Fortson Mill

It was December 1st, 1905 when McCaughey and McCaughey bought 113.05 acres of land from Mr. L. Brooks. They took part of this land to build a sawmill along the Stillaguamish River and started business July 27th, 1905 naming the sawmill McCaughey Mill Company. The new train had reached Darrington and the whole area was in a boom and sawmills developed along the tracks. A settlement sprang up around this mill and by 1910 the population had grown to 130 people. By 1915 it had become a major employer for the area, the average wage for a 12 hour day was $3.50.   In the height of McCaughey Mill Company's success it was severely damaged by a fire some time around 1915.  McCaughey leased the L.D.R Mill to the east to make repairs and stay in operation while making repairs and rebuilding the McCaugney Mill.  During this time the damaged sawmill went through reorganization and was renamed Fortson Saw Mill.  Stocks of $100,000 were sold and the company regained their capital and the mill was rebuilt. 

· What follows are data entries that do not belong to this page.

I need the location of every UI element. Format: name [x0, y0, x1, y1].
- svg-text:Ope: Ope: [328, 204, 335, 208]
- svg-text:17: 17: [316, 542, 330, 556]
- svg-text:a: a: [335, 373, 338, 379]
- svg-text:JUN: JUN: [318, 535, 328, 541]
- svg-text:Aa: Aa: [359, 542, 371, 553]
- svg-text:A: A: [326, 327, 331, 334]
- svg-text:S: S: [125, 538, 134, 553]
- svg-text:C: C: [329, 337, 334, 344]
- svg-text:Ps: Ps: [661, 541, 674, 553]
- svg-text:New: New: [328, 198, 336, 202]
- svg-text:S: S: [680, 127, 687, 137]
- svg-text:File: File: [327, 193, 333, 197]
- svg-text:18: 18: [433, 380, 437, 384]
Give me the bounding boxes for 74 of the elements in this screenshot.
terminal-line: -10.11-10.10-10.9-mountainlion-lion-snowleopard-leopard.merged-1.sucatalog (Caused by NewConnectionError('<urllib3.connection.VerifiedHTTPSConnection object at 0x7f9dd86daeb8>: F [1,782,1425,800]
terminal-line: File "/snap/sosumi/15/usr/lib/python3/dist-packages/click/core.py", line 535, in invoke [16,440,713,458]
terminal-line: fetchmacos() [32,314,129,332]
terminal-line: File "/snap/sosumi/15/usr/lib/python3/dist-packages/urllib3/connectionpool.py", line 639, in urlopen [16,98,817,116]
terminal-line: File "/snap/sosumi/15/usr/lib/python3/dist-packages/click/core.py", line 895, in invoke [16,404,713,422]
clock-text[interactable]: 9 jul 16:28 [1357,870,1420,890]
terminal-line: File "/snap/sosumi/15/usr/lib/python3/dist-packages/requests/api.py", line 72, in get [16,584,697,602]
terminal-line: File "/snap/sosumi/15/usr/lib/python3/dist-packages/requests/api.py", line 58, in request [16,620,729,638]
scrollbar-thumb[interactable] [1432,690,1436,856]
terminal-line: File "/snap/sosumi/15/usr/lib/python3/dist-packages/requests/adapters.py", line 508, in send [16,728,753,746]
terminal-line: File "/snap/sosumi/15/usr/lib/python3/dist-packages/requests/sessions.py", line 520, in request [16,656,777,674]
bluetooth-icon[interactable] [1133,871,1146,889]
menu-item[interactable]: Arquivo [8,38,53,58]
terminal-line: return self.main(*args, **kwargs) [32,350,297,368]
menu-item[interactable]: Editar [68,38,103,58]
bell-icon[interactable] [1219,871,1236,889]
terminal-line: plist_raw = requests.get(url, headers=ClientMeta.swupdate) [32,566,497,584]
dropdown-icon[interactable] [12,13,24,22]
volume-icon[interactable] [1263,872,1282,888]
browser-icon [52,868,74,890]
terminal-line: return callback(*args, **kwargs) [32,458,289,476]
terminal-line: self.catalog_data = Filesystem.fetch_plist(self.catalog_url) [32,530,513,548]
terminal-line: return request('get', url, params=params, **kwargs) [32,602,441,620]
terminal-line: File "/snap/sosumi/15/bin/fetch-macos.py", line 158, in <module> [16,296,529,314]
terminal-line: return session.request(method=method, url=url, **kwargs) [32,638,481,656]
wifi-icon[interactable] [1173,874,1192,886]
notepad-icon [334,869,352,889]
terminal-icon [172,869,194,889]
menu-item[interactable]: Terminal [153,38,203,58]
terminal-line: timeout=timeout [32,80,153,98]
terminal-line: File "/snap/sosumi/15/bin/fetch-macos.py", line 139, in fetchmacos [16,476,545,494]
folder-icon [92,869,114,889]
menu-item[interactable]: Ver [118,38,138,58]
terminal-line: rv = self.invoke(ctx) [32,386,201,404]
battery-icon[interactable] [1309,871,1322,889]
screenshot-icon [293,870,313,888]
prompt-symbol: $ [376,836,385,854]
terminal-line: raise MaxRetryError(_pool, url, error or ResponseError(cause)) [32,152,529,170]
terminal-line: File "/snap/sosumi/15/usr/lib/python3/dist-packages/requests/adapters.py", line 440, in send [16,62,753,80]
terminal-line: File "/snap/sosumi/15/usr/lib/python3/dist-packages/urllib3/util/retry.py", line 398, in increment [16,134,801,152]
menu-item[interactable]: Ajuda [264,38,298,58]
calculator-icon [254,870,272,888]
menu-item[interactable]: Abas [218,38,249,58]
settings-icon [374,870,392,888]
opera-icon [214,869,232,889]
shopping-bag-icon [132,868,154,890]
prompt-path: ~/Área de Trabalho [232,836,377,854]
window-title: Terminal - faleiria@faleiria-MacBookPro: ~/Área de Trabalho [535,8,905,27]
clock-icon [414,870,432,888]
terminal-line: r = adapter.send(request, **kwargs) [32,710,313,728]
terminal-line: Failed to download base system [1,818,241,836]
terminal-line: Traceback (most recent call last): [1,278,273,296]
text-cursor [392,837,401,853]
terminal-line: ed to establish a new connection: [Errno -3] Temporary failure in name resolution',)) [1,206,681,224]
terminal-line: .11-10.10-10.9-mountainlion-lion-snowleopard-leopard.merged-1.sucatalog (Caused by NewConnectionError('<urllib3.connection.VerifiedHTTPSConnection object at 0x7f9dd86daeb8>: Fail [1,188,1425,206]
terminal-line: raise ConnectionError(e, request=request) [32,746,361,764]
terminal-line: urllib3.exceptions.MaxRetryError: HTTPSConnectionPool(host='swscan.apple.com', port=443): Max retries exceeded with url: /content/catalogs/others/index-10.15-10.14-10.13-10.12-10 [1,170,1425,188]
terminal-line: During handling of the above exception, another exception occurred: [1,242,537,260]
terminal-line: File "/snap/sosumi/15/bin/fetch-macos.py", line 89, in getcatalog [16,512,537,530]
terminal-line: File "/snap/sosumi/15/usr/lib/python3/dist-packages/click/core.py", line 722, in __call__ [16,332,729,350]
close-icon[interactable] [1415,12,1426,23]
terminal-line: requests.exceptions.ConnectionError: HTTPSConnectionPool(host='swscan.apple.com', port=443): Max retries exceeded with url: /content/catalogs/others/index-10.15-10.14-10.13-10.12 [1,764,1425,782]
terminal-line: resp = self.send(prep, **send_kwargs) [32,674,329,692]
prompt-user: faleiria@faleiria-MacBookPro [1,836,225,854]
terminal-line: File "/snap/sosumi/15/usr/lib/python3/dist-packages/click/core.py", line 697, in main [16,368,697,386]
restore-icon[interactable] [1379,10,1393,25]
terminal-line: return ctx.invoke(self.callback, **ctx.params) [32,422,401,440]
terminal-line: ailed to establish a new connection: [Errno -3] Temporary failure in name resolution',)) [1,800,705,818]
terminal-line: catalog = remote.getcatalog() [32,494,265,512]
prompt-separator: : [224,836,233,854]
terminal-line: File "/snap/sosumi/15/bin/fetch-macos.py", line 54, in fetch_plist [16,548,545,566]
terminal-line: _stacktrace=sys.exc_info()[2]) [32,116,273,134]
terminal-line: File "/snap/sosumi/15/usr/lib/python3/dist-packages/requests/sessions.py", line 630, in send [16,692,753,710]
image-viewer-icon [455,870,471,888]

In 1923 Klement and Kennedy bought the Fortson Mill changing the name to Klement and Kennedy Company Mill.  Even though the sawmill was once again renamed, the surrounding community continued to be called Fortson and the old site is still known as that today.  By 1923 Fortson as a town had phone service through Pacific Telephone, there was a company store, post office, several fine homes and several bunk houses for the men. There were three saloons in the area, but later one of these saloons was converted into a Union Sunday School. The sawmill at Fortson was a modern mill for the day and maintained logging railroads with 2 locomotives and one skidder, 4 flat cars and 2 long logging sides, a large machine shop and electric light plant. There were two other mills in the area along the Stillaguamish River near Fortson. The Fortson Shingle Mill was located to the west where French Creek Road is now. The L.D.R.Mill was located to the east about 1/4 mile east of the Swede Heaven Road Railroad crossing.

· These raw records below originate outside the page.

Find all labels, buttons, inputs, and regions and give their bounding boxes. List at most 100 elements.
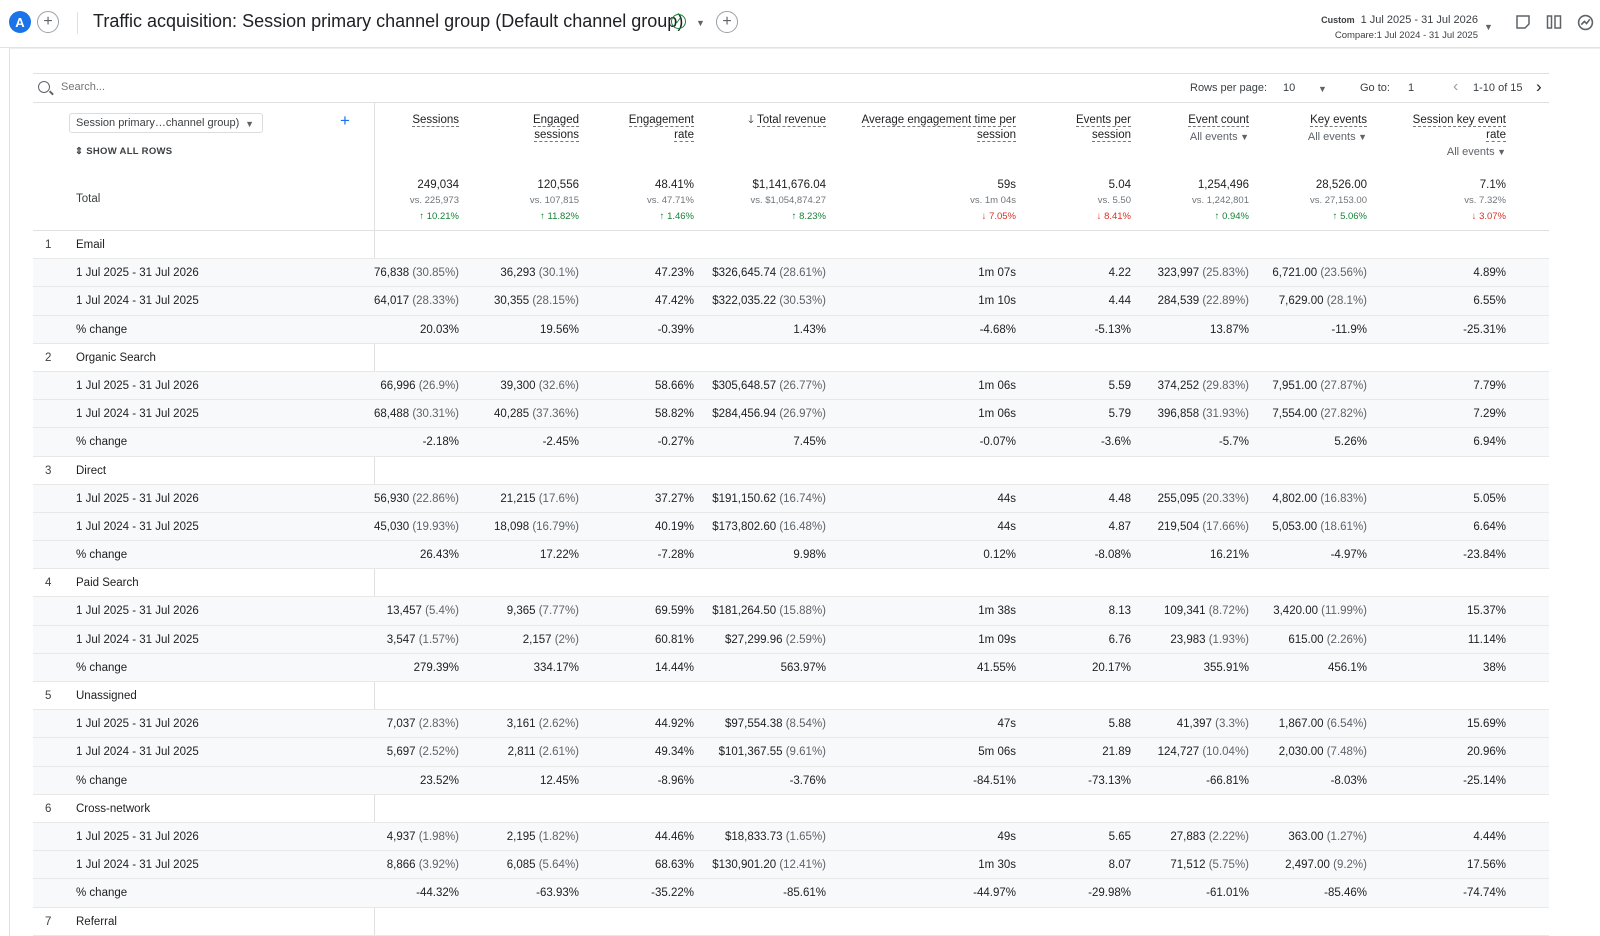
chevron-right-icon[interactable]: › <box>1536 77 1542 97</box>
cell-value: 7,951.00 <box>1272 379 1318 392</box>
compare-columns-icon[interactable] <box>1545 13 1563 31</box>
table-row: 1 Jul 2024 - 31 Jul 2025 8,866 (3.92%) 6,0… <box>33 851 1549 880</box>
cell-percent: (28.15%) <box>529 295 579 308</box>
table-group-row: 3 Direct <box>33 457 1549 485</box>
cell-value: 284,539 <box>1157 295 1200 308</box>
show-all-rows-button[interactable]: ⇕ SHOW ALL ROWS <box>75 146 172 157</box>
chevron-down-icon[interactable]: ▼ <box>696 18 705 28</box>
cell-value: 41,397 <box>1176 718 1212 731</box>
total-value: 249,034 <box>417 179 459 191</box>
account-avatar[interactable]: A <box>9 11 31 33</box>
notes-icon[interactable] <box>1514 13 1532 31</box>
table-cell: 7,629.00 (28.1%) <box>1279 295 1367 307</box>
cell-value: 44.46% <box>654 830 694 843</box>
cell-value: 15.69% <box>1466 718 1506 731</box>
table-cell: -4.97% <box>1331 549 1367 561</box>
cell-value: 5.26% <box>1334 436 1367 449</box>
table-cell: 44s <box>997 521 1016 533</box>
cell-percent: (2.83%) <box>415 718 459 731</box>
cell-value: 56,930 <box>373 492 410 505</box>
cell-value: 6.94% <box>1473 436 1506 449</box>
table-cell: 7,554.00 (27.82%) <box>1272 408 1367 420</box>
goto-input[interactable]: 1 <box>1408 82 1414 94</box>
cell-value: 323,997 <box>1157 267 1200 280</box>
cell-value: 615.00 <box>1288 633 1324 646</box>
cell-value: -11.9% <box>1331 323 1367 336</box>
column-header[interactable]: Event count All events ▼ <box>1188 113 1249 145</box>
column-title: Session key event <box>1412 114 1506 127</box>
add-comparison-icon[interactable]: + <box>37 11 59 33</box>
table-cell: 4,937 (1.98%) <box>387 831 459 843</box>
channel-name[interactable]: Email <box>76 239 105 251</box>
total-compare: vs. $1,054,874.27 <box>750 195 826 206</box>
column-header[interactable]: Engaged sessions <box>532 113 579 143</box>
column-header[interactable]: Sessions <box>412 113 459 128</box>
table-cell: 17.56% <box>1467 859 1506 871</box>
search-input[interactable] <box>61 81 261 93</box>
cell-value: 1m 09s <box>978 633 1016 646</box>
chevron-down-icon[interactable]: ▼ <box>1484 22 1493 32</box>
table-group-row: 7 Referral <box>33 908 1549 936</box>
channel-name[interactable]: Paid Search <box>76 577 139 589</box>
total-change: ↓ 3.07% <box>1464 209 1506 225</box>
cell-value: 37.27% <box>654 492 694 505</box>
channel-name[interactable]: Direct <box>76 465 106 477</box>
table-cell: 615.00 (2.26%) <box>1288 634 1367 646</box>
column-title-line2: session <box>977 129 1016 142</box>
table-group-row: 5 Unassigned <box>33 682 1549 711</box>
column-header[interactable]: Engagement rate <box>628 113 694 143</box>
cell-value: 1m 30s <box>978 859 1016 872</box>
cell-value: 6,721.00 <box>1272 267 1318 280</box>
table-cell: 1m 09s <box>978 634 1016 646</box>
column-header[interactable]: 🡓 Total revenue <box>748 113 826 128</box>
sort-desc-icon: 🡓 <box>748 114 757 126</box>
chevron-down-icon[interactable]: ▼ <box>1318 84 1327 94</box>
table-row: 1 Jul 2024 - 31 Jul 2025 64,017 (28.33%) 3… <box>33 287 1549 316</box>
table-cell: 355.91% <box>1204 662 1249 674</box>
channel-name[interactable]: Unassigned <box>76 690 137 702</box>
cell-value: 76,838 <box>373 267 410 280</box>
channel-name[interactable]: Organic Search <box>76 352 156 364</box>
event-filter-select[interactable]: All events ▼ <box>1308 130 1367 145</box>
cell-value: 1.43% <box>793 323 826 336</box>
dimension-selector[interactable]: Session primary…channel group) ▼ <box>69 113 263 133</box>
event-filter-select[interactable]: All events ▼ <box>1188 130 1249 145</box>
cell-value: 1m 10s <box>978 295 1016 308</box>
total-change: ↑ 1.46% <box>647 209 694 225</box>
event-filter-select[interactable]: All events ▼ <box>1413 145 1506 160</box>
total-cell: 28,526.00 vs. 27,153.00 ↑ 5.06% <box>1310 177 1367 225</box>
table-row: % change -2.18% -2.45% -0.27% 7.45% -0.07% -3.… <box>33 428 1549 457</box>
table-cell: 1,867.00 (6.54%) <box>1279 718 1367 730</box>
cell-value: 13,457 <box>386 605 422 618</box>
column-header[interactable]: Events per session <box>1076 113 1131 143</box>
chevron-left-icon[interactable]: ‹ <box>1453 78 1458 96</box>
cell-value: $130,901.20 <box>712 859 777 872</box>
arrow-down-icon: ↓ <box>1471 211 1480 222</box>
cell-value: 355.91% <box>1203 661 1249 674</box>
add-icon[interactable]: + <box>716 11 738 33</box>
column-header[interactable]: Key events All events ▼ <box>1308 113 1367 145</box>
column-title: Engaged <box>532 114 579 127</box>
row-label: 1 Jul 2024 - 31 Jul 2025 <box>76 408 199 421</box>
column-header[interactable]: Average engagement time per session <box>861 113 1016 143</box>
channel-name[interactable]: Referral <box>76 916 117 928</box>
table-cell: -73.13% <box>1088 775 1131 787</box>
date-range-picker[interactable]: Custom 1 Jul 2025 - 31 Jul 2026 Compare:1… <box>1321 14 1478 41</box>
add-dimension-icon[interactable]: + <box>340 111 350 131</box>
cell-percent: (2.61%) <box>535 746 579 759</box>
total-change-value: 10.21% <box>426 211 459 222</box>
insights-icon[interactable] <box>1576 13 1594 31</box>
cell-percent: (2%) <box>551 633 579 646</box>
table-cell: 4.87 <box>1109 521 1131 533</box>
cell-value: 44.92% <box>654 718 694 731</box>
channel-name[interactable]: Cross-network <box>76 803 150 815</box>
table-cell: -0.07% <box>980 436 1016 448</box>
rows-per-page-select[interactable]: 10 <box>1283 82 1295 94</box>
cell-percent: (16.48%) <box>776 520 826 533</box>
table-cell: 47.23% <box>655 267 694 279</box>
column-header[interactable]: Session key event rate All events ▼ <box>1412 113 1506 160</box>
table-cell: 284,539 (22.89%) <box>1158 295 1249 307</box>
cell-value: 20.17% <box>1091 661 1131 674</box>
check-circle-icon[interactable]: ✓ <box>671 14 686 29</box>
total-label: Total <box>76 193 101 205</box>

By 1926 Fortson had grown to a population of 320 people.  It was close to 1929-1931 when Fortson again burned during the hard times of the Great Depression and It would be a couple of years before Klement and Kennedy rebuilt and got the mill up and running once more. Much needed road improvements were being made to the Arlington-Darrington Road, now known as SR 530.  Severe storms washed out the road at Hazel and the road was rerouted to the south of the tracks further way from the Stillaguamish River.  Truck traffic was increasing and the Fortson Mill invested in 4 logging trucks. The Bennettes moved their store to the east corner of Mine Rd. and SR 530 and put in the first gas pumps for the Whitehorse area. This is now the present location of the Whitehorse Mercantile and gas station. The Train remained a primary method to move logs and lumber for several years to come, however times were changing for the area.  As traveling became easier by road a growing population moved closer to the highway.


Fortson was sold to Burke Barker in 1954, and he later moved the mill to the Three Rivers Mill in Darrington, later known as Summit Timber, and now known as Hampton Lumber Company. When the mill moved men needed to be closer to work and so the families moved to Darrington or closer to the highway for ease of traveling to wark.  Metal roofing and pipe was sold for salvage to the Taylor Mill downriver near the Cicero Bridge.  Some of the dwellings were moved off site for homes and the cook house was moved to be an office near the community of Whitehorse.


The Mill at Fortson was powered by steam.  Throughout the massive concrete ruins you see the round holes where pipes once ran.  There was a waterwheel north of the small pond where the fish ladder is now near the railroad bridge. This supplied electricity for lighting until the town was able to connect with Seattle Power and Light.

Over the years Nature has pressed into the ruins of Fortson creating a strange sense of the present and the past coexisting simultaneously.  Massive concrete walls are adorned with Maidenhair Ferns, and Indian Plums and Trillium grow where men once stood working to make a day's wage. 


The De-Barker removed the bark off of logs before sawing them for board feet.  Have a good look at the aerial  photo and you will see the Company Store, Boiler House and De-Barker. 

This is where the De-Barker once was.  Now the
Darrington Volunteer Fire Department holds the Juvenile Fishing Derby in the Spring.  You can still see the large grooves cut into the concrete embankment where tracks ran down to the pond to bring up logs to the De-barker.

Even though the town of Fortson has drifted into the past, it leaves behind a clear reminder in massive concrete ruins where men worked and families lived.  The ash and steam no longer billow from smokestacks, no more whirring saws or grinding of the de-barker and green chain, and the voices of people are now silent, and yet Fortson still exudes the presence of a place that was vital in its day, and today remains a rich reminder of our history.

Old Fortson Mill is 7 miles west of Darrington, The Whitehorse Rails To Trails passes right by this historic site on the way to Darrington.